Qui prévoit un retrait brut de 40 000 € dispose, après impôts et assurance, plutôt de 32 000–34 000 €. La conséquence : calculer l’objectif à partir des dépenses nettes souhaitées majorées des impôts et de l’assurance, et non l’inverse. La durée de vie d’un portefeuille concret dans ces conditions se simule avec un calculateur de plan de retrait.
Questions fréquentes
Combien faut-il pour FIRE en Allemagne ?
En règle générale, 25 fois les dépenses annuelles — mais en incluant l’impôt sur les retraits et les cotisations d’assurance maladie.
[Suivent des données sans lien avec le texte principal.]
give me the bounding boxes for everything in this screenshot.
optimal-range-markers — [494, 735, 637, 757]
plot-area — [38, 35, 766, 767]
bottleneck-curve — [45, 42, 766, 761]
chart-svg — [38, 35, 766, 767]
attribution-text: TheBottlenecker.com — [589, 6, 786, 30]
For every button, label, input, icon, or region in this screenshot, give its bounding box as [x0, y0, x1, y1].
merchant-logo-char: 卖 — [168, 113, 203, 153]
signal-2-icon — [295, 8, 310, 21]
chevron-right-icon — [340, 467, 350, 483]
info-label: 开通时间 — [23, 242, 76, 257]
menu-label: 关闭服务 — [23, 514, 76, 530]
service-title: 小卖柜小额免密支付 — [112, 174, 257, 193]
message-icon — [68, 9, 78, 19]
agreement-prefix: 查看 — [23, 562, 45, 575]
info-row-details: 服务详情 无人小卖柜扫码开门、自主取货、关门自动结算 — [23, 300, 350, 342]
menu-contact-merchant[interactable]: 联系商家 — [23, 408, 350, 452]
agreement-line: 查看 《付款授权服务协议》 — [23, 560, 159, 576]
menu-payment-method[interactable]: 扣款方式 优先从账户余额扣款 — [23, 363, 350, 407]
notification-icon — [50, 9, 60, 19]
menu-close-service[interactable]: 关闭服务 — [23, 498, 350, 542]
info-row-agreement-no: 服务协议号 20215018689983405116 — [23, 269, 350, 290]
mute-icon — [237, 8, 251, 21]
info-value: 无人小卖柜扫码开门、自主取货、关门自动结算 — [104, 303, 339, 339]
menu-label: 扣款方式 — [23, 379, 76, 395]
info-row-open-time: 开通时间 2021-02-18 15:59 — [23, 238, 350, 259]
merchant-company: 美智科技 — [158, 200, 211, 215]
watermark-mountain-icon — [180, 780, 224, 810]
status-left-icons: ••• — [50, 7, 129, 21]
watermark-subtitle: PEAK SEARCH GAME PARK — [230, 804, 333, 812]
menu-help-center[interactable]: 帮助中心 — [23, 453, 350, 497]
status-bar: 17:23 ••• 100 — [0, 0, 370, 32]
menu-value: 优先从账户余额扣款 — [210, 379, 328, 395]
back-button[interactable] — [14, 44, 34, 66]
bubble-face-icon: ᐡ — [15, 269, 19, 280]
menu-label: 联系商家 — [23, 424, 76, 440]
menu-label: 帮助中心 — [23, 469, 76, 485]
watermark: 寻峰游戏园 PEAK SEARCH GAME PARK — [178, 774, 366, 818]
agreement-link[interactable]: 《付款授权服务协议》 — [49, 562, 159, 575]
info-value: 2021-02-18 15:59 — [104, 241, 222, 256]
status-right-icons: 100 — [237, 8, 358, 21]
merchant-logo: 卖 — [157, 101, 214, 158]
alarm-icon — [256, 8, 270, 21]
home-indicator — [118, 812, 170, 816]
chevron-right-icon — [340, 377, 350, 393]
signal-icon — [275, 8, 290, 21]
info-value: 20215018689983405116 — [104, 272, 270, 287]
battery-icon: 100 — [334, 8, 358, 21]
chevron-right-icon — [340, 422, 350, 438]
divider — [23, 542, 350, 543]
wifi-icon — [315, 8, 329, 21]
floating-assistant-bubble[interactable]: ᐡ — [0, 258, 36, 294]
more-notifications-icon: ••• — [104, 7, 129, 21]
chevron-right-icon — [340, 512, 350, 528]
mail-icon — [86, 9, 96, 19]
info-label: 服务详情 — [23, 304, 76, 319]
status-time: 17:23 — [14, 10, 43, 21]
Pour 2 500 € nets par mois, il faut plutôt viser 900 000 € à 1 million que 750 000 €.
La règle des 4 % fonctionne-t-elle en Allemagne ?
Avec des réserves seulement. Elle repose sur des données américaines avant impôts. Après l’impôt allemand et l’assurance maladie, le taux de retrait sûr se situe plutôt entre 3 et 3,5 %, selon la part actions et l’horizon.
Qu’est-ce que le Barista FIRE ?
Une forme hybride : le portefeuille est assez grand pour qu’un emploi à temps partiel couvre les frais courants pendant que le capital continue de croître. Avantage allemand : l’emploi maintient l’affiliation régulière à l’assurance maladie.